NOTICE OF APPEAL RIGHTS: Pursuant to 20 CFR §655.845, any party dissatisfied with this Decision and Order may appeal it to the Administrative Review Board, United States Department of Labor, Room S-4309, Frances Perkins Building, 200 Constitution Avenue, NW, Washington , DC 20210, by filing a petition to review the Decision and Order. The petition for review must be received by the Administrative Review Board within 30 calendar days of the date of the Decision and Order. Copies of the petition shall be served on all parties and on the administrative law judge.

[ENDNOTES]

1 The Department of Labor's regulations concerning these provisions are set forth at 20 C.F.R. §§655.700 to 655.855 (2002).

2 ALJX 1 is the transcript of a deposition of Mohan E. Gnanadoss, ALJX 2 is the transcript of a deposition of Gita Rowlands, and ALJX 3 is the transcript of a deposition of Ramesh Balakrishnan.

3 In this regard, it is noted that the Department of Labor's own regulations concerning LCA enforcement describe the 12-month period set forth in 8 U.S.C. §1182(n)(2)(A) as being "jurisdictional." 20 C.F.R. §655.806(a)(5). It is further noted that a litigant generally may raise issues concerning a court's jurisdiction at any time in the same civil action. See Mansfield, C & L. M. R. Co. v. Swan, 111 U.S. 379, 382 (1884).
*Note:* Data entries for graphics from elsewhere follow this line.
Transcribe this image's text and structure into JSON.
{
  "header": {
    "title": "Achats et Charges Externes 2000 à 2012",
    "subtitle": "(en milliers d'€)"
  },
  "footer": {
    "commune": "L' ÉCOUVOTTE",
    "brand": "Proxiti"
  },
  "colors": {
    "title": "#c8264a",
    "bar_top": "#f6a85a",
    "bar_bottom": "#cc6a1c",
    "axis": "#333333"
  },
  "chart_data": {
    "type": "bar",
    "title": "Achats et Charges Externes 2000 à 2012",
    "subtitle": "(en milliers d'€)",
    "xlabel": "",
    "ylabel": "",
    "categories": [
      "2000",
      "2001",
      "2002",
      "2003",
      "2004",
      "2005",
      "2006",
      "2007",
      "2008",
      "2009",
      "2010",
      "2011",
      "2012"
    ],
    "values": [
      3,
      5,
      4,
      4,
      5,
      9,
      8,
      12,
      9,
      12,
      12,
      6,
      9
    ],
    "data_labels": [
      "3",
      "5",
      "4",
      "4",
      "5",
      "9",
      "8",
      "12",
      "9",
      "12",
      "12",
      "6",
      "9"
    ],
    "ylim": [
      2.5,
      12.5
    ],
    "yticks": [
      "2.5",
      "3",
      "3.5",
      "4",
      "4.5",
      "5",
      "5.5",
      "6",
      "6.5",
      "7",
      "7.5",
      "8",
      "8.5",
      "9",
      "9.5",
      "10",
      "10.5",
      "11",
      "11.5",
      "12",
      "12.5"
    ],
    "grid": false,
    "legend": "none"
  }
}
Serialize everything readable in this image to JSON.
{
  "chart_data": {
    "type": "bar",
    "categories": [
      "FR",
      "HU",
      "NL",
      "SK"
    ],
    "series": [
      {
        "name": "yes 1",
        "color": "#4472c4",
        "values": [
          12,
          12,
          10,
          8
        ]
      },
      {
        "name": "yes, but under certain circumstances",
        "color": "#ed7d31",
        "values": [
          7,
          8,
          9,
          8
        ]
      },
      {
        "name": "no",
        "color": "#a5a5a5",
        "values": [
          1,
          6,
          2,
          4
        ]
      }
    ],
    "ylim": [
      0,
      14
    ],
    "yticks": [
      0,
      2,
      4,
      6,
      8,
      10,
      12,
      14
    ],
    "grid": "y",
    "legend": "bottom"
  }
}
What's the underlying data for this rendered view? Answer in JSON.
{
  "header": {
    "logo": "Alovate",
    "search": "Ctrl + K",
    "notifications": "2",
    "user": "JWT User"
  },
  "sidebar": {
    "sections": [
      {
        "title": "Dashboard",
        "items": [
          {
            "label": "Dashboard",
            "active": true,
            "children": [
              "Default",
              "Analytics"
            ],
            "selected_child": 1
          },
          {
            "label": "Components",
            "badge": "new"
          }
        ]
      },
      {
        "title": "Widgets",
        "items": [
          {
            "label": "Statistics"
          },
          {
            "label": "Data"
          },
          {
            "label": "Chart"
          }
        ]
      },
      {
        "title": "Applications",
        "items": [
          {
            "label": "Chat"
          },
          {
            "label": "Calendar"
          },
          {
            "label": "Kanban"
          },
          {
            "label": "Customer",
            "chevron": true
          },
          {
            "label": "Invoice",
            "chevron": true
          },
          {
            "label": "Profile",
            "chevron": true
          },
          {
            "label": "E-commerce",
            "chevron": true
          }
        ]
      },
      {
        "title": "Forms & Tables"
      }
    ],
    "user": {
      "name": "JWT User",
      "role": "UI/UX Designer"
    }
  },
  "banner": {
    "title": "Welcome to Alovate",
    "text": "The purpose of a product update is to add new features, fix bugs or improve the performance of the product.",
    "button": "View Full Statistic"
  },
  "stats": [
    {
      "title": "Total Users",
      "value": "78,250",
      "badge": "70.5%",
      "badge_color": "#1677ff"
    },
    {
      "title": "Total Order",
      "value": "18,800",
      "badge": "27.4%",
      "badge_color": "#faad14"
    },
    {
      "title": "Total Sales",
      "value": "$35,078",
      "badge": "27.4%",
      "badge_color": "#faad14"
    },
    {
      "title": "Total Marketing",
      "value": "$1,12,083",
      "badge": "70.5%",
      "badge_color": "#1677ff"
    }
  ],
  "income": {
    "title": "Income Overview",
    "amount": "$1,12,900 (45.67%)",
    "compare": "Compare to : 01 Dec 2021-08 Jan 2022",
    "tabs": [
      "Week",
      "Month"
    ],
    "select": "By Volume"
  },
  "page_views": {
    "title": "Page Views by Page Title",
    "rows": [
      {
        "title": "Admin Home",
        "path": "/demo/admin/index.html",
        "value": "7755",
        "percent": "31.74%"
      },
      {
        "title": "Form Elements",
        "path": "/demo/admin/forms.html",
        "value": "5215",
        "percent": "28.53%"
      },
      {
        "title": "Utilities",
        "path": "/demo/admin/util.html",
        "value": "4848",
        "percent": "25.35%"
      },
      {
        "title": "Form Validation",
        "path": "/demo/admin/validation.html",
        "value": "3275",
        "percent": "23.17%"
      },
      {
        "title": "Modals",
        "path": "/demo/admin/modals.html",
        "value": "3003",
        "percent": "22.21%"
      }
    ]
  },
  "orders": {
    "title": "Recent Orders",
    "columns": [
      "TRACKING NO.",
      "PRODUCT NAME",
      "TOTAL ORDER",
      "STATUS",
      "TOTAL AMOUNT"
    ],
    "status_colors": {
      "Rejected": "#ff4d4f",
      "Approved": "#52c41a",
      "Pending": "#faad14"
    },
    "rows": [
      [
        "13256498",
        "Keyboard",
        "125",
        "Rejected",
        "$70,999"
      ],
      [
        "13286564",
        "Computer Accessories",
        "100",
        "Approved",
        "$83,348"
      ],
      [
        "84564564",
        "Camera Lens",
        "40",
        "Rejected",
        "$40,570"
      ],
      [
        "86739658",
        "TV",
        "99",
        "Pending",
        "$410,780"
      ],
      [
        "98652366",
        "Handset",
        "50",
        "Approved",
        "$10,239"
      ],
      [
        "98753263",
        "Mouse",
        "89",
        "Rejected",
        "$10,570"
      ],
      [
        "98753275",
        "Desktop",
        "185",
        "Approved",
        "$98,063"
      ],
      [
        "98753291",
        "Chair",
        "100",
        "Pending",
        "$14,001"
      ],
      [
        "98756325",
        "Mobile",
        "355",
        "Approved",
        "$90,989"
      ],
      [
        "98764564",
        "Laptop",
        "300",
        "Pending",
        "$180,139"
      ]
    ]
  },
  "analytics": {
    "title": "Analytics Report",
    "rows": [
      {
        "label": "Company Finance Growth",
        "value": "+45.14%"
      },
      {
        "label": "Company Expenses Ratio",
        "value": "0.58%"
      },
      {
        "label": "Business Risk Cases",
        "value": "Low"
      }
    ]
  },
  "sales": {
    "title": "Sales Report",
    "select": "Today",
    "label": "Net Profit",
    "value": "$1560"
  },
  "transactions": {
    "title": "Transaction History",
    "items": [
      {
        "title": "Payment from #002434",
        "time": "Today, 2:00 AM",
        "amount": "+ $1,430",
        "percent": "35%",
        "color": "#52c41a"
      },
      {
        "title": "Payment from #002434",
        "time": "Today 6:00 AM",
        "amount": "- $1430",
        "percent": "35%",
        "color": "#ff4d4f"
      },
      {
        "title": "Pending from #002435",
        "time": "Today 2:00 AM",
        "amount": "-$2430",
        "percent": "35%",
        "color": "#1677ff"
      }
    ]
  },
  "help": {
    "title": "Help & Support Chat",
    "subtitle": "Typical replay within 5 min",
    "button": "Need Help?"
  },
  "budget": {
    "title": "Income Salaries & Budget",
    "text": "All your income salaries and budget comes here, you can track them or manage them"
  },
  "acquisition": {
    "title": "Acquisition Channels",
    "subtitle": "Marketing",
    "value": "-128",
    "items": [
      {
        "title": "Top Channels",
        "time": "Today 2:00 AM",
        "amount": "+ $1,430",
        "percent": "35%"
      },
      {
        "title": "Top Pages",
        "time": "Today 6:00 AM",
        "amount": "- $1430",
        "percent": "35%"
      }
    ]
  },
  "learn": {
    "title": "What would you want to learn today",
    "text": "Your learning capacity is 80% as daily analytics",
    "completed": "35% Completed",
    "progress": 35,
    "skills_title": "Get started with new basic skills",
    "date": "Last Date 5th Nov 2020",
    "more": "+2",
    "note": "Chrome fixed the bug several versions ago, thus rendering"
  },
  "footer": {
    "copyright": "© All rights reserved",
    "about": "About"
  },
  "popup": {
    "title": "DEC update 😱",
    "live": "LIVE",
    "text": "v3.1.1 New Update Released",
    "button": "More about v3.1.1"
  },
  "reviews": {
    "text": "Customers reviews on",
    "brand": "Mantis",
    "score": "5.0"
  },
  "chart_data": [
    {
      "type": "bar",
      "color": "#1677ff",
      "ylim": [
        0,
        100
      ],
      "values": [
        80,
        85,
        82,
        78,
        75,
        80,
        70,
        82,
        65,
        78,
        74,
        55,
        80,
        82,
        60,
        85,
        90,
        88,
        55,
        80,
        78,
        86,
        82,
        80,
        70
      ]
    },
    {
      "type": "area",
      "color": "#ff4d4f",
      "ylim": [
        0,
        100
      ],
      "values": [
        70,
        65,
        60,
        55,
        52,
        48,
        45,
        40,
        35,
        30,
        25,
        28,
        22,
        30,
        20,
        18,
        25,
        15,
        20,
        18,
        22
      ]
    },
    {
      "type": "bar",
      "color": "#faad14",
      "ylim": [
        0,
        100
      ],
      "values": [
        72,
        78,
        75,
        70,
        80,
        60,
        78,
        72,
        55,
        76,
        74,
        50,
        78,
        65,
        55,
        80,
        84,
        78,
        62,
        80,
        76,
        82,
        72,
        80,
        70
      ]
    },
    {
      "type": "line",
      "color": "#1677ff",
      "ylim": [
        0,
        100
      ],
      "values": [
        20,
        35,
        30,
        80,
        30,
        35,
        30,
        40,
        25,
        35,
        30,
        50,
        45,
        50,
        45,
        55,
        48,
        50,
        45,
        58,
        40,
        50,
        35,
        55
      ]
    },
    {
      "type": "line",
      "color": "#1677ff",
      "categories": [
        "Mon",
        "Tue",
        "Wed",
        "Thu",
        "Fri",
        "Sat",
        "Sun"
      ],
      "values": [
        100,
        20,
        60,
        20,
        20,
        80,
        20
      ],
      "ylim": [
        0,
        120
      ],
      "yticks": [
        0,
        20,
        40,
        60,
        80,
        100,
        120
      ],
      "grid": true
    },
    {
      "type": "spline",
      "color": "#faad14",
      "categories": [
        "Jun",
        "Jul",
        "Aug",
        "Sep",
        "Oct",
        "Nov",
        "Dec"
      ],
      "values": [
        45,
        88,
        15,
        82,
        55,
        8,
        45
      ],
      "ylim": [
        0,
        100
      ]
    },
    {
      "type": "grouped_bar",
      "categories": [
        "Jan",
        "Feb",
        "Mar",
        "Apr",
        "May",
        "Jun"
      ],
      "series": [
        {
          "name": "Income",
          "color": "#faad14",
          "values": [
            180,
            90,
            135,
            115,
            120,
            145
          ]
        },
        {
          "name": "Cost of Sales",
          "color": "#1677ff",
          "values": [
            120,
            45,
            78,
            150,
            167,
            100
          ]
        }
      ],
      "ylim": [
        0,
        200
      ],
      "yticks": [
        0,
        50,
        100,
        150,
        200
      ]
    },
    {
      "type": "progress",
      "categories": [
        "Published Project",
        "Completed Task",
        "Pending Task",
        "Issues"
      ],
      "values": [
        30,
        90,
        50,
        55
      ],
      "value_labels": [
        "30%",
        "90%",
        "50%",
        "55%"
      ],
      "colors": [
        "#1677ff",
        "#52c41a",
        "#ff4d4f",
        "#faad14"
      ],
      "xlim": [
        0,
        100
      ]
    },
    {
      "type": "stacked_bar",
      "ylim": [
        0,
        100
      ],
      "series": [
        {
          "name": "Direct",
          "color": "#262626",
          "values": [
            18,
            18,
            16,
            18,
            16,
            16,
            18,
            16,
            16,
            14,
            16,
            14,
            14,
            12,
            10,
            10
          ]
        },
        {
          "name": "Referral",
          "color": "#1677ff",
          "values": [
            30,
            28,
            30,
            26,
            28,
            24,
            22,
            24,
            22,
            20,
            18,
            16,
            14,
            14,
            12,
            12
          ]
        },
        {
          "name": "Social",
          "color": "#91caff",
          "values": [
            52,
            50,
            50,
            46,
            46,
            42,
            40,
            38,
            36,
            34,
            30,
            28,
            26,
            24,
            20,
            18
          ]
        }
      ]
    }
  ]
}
4 As previously explained, Mr. Trimbakkar is unsure when he first contacted the DOL, but thinks that this contact may have occurred in January of 2002. However, the fact that the DOL did not produce any documents recording any contacts with Mr. Trimbakkar prior to December 19, 2002 indicates that it is more likely than not that Mr. Trimbakkar's first contact with the DOL did not occur until December of 2002.